Previously, generic Hamiltonian rank-1 perturbations were investigated
by Mehl, Mehrmann, Ran, and Rodman and it was shown that they may
produce different results from non-Hamiltonian perturbations.
Even so, it is a nontrivial task to extend these results to the case
of rank-k perturbations. In this talk, we will discuss the
difficulties of going from rank-1 perturbations to ones of arbitrary
rank and then derive a generic canonical form for Hamiltonian matrices
under Hamiltonian rank-k perturbations employing a new technique.

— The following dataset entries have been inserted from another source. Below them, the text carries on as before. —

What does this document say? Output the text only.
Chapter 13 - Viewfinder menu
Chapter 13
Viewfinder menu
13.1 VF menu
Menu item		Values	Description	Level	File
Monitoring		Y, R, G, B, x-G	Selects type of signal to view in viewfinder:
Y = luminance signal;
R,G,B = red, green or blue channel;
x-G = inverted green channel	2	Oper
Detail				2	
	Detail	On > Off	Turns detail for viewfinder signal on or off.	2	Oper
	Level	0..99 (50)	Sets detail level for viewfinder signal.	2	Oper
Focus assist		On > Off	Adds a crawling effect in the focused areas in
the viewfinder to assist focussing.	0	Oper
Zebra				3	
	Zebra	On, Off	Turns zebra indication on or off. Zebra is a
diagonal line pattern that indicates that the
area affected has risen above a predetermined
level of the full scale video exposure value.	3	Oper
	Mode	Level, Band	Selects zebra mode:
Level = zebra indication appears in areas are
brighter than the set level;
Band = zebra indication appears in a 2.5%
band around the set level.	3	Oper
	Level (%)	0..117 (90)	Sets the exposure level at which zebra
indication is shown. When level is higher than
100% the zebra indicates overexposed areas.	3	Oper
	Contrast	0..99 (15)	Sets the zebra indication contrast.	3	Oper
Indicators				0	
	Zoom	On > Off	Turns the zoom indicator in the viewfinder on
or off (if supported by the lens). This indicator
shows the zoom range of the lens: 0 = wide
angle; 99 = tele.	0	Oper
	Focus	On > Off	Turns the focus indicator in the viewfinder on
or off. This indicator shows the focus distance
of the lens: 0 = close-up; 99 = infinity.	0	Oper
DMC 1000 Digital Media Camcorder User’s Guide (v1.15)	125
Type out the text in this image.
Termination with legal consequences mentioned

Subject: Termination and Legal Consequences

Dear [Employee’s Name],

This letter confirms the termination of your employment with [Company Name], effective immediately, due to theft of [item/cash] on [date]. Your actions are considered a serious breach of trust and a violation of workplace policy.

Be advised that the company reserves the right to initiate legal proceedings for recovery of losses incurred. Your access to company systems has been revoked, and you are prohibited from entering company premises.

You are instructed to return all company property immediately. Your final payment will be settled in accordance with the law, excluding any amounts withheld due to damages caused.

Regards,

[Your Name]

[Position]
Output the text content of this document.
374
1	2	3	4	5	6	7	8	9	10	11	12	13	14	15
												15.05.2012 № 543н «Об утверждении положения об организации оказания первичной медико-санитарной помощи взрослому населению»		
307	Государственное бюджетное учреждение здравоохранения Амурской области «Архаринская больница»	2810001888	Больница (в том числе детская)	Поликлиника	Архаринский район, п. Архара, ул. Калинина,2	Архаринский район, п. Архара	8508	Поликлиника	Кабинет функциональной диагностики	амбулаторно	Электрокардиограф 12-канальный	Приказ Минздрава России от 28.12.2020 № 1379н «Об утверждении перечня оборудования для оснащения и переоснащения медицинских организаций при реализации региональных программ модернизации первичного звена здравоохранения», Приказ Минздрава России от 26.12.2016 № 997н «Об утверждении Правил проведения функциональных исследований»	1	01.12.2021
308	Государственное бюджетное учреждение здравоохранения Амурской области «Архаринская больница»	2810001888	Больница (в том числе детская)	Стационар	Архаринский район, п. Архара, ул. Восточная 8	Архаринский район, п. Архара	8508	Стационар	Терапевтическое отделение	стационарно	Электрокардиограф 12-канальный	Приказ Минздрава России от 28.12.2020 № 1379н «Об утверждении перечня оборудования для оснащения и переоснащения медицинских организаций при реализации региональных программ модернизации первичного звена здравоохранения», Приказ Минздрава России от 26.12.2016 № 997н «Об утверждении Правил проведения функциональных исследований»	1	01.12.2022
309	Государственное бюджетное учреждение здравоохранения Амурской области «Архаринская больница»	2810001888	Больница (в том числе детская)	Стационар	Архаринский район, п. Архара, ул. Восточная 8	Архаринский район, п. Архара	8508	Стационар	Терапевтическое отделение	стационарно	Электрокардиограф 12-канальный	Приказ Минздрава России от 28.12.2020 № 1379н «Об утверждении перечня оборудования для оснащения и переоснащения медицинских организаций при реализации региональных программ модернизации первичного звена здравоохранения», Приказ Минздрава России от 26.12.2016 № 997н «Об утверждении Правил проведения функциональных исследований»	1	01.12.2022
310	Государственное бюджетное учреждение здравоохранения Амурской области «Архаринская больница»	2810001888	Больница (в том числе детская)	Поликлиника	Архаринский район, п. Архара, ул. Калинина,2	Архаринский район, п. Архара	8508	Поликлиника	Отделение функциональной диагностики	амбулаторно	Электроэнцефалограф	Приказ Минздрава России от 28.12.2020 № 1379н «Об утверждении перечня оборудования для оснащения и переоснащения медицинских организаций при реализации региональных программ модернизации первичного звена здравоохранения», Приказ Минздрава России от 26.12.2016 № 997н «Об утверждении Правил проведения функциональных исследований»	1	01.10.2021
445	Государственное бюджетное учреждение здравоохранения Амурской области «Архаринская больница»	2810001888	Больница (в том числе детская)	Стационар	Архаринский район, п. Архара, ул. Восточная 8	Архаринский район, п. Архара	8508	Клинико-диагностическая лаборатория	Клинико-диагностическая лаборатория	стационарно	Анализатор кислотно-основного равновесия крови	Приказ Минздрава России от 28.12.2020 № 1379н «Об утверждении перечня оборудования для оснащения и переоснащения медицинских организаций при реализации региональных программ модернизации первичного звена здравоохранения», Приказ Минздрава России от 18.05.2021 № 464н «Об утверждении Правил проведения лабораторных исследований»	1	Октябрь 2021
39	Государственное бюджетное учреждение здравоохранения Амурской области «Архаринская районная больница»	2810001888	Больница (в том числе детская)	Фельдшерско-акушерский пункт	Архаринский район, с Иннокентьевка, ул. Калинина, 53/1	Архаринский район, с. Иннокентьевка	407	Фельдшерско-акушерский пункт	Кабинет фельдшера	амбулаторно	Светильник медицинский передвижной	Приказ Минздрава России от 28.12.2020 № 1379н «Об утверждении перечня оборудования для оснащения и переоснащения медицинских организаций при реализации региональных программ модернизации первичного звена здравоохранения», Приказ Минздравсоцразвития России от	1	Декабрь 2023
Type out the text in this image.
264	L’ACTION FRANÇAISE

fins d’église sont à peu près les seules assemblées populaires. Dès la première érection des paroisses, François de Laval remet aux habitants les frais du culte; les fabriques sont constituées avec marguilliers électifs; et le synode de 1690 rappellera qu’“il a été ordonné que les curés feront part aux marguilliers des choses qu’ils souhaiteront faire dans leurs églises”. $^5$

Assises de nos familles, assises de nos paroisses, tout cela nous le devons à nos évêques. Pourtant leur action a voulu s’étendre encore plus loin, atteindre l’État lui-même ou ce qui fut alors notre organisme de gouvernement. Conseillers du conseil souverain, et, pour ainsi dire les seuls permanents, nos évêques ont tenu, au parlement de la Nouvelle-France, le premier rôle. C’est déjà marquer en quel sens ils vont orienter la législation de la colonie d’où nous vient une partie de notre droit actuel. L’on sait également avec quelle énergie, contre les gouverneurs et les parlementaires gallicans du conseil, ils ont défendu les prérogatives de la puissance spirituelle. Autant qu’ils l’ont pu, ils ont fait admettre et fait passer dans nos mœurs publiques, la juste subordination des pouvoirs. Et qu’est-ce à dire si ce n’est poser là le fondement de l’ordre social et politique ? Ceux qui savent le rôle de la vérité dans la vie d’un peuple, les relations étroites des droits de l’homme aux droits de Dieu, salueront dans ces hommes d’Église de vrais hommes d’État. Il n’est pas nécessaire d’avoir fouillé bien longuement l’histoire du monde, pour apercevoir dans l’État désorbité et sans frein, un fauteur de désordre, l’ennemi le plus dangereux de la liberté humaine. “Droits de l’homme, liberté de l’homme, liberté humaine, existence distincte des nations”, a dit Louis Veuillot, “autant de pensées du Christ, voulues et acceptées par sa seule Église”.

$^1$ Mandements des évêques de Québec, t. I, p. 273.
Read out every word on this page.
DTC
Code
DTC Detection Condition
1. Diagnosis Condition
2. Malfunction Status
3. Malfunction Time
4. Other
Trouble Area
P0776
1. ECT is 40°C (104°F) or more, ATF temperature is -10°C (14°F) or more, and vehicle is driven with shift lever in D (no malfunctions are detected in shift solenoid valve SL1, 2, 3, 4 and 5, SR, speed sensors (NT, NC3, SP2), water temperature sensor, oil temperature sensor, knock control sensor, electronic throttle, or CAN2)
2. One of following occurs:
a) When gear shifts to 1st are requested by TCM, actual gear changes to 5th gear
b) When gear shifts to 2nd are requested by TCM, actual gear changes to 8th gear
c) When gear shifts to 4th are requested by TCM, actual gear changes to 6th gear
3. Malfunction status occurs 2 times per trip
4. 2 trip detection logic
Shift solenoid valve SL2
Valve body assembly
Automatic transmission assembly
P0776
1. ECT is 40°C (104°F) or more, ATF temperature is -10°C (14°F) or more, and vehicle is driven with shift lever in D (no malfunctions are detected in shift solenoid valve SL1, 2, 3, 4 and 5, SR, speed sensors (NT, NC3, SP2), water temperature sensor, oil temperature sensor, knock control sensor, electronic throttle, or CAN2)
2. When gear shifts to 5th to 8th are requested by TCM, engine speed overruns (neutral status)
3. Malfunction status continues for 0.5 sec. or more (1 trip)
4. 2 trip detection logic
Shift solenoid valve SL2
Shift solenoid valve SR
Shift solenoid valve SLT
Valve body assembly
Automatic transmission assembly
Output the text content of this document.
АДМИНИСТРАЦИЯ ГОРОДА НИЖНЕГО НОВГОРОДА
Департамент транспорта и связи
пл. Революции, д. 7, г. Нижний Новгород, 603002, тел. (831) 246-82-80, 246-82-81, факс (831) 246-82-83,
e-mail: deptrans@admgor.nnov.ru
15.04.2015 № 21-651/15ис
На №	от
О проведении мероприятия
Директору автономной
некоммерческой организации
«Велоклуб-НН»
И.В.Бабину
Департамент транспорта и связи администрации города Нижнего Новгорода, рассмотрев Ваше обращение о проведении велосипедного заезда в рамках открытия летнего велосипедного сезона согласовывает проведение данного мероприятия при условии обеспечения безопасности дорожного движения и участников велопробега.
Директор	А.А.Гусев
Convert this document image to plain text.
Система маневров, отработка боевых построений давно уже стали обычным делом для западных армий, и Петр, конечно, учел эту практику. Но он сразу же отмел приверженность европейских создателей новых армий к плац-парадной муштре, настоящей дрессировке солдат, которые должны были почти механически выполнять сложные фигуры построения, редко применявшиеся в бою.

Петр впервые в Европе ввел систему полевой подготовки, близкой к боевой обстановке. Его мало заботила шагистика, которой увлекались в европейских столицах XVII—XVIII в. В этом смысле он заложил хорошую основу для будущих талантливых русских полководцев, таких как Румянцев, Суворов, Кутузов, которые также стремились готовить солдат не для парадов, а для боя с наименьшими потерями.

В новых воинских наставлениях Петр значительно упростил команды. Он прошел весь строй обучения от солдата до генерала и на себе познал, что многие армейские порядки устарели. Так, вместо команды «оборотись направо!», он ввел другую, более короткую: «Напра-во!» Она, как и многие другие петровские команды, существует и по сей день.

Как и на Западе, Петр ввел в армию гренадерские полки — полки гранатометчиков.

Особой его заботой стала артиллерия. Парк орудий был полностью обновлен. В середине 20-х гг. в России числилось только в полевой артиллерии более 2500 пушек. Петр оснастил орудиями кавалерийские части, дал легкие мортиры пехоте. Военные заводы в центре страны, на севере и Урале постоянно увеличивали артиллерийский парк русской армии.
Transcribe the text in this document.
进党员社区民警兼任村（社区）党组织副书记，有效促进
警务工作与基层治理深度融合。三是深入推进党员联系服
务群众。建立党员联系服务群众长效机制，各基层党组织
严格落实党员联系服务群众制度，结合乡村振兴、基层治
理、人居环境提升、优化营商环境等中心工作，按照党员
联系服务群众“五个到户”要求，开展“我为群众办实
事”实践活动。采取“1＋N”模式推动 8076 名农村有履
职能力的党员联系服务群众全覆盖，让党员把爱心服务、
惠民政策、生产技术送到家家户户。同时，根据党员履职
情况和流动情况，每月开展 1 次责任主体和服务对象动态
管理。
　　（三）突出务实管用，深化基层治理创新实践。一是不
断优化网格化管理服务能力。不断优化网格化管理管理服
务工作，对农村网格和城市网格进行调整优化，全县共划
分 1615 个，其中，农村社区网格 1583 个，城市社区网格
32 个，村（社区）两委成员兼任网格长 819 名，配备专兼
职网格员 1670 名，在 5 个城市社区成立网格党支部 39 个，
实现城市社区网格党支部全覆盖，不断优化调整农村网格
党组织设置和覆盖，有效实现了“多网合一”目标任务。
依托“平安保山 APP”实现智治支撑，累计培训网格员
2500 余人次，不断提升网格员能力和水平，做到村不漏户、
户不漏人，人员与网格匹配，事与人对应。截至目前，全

Sarosh Quraishi (TU Berlin)

Donnerstag, 05. Februar 2015

Parametric study of a brake squeal using machine learning

In this talk we review POD (proper orthogonal decomposition) based model reduction for parametric studies of brake squeal and address some shortcomings and areas that need further improvement. I also present some preliminary results on using machine learning (classification using Support Vector Machine (SVM)) for the task of classifying parameter values responsible for a brake squeal using a data-set generated from a minimal model for brake squeal [1].

Reference:
[1] Utz von Wagner, Daniel Hochlenert, and Peter Hagedorn, Minimal models for disk brake squeal. Journal of Sound and Vibration 302 (2007), 527-539.

Ute Kandler (TU Berlin)

Donnerstag, 12. Februar 2015

Computation of extreme eigenvalues of a large-scale symmetric eigenvalue problem

We consider a computation which approximates a few minimal eigenvalues of a symmetric large-scale eigenvalue problem. The application we have in mind comes from strongly correlated quantum spin systems where we can assume that the eigenvectors are representable in a low-rank tensor format. We use the tensor train format (TT) for vectors and matrices in order to overcome the curse of dimensionality and to make storage and computation feasible. The eigenstates of interest are computed by the minimization of a block Rayleigh quotient which is performed in an alternating scheme for all dimensions.

Deepika Gill (TU Berlin)

Donnerstag, 12. Februar 2015

Multi-Mode Control of Tall Building using Distributed Multiple Tuned Mass Dampers

In the past decades, tuned mass damper (TMD) has gained increasing attention in the control of structural vibrations. The TMD has a mass, a spring and a dashpot connected to main system. The natural frequency of the TMD is tuned to natural frequency of the main system, the vibrations of the main system causes the damper to vibrate in resonance, and as a result, the vibration energy is dissipated through the damping in the TMD. The main disadvantage of a single TMD is its sensitivity of the effectiveness to the error in the natural frequency of the structure. This sensitivity can be reduced by multiple tuned mass dampers (MTMD). The basic configurations of MTMD consist of large number of dampers whose natural frequencies are distributed around the natural frequency of the controlled mode of structure and all dampers are placed at the topmost floor. The MTMD configurations result into placement intricacies. The problem of placement is solved by use of distributed multi tuned mass dampers (d-MTMDs). The dampers of d-MTMDs are distributed in the vertical direction along the height of building.

In this talk, we will review TMD, MTMD and d-MTMDs. Moreover, we will see variation of different responses such as displacement, acceleration etc. for TMD, MTMD and d-MTMDs. We will also discuss equation of motion for TMD, MTMD and d-MTMDs and its solution using Newmark’s beta method.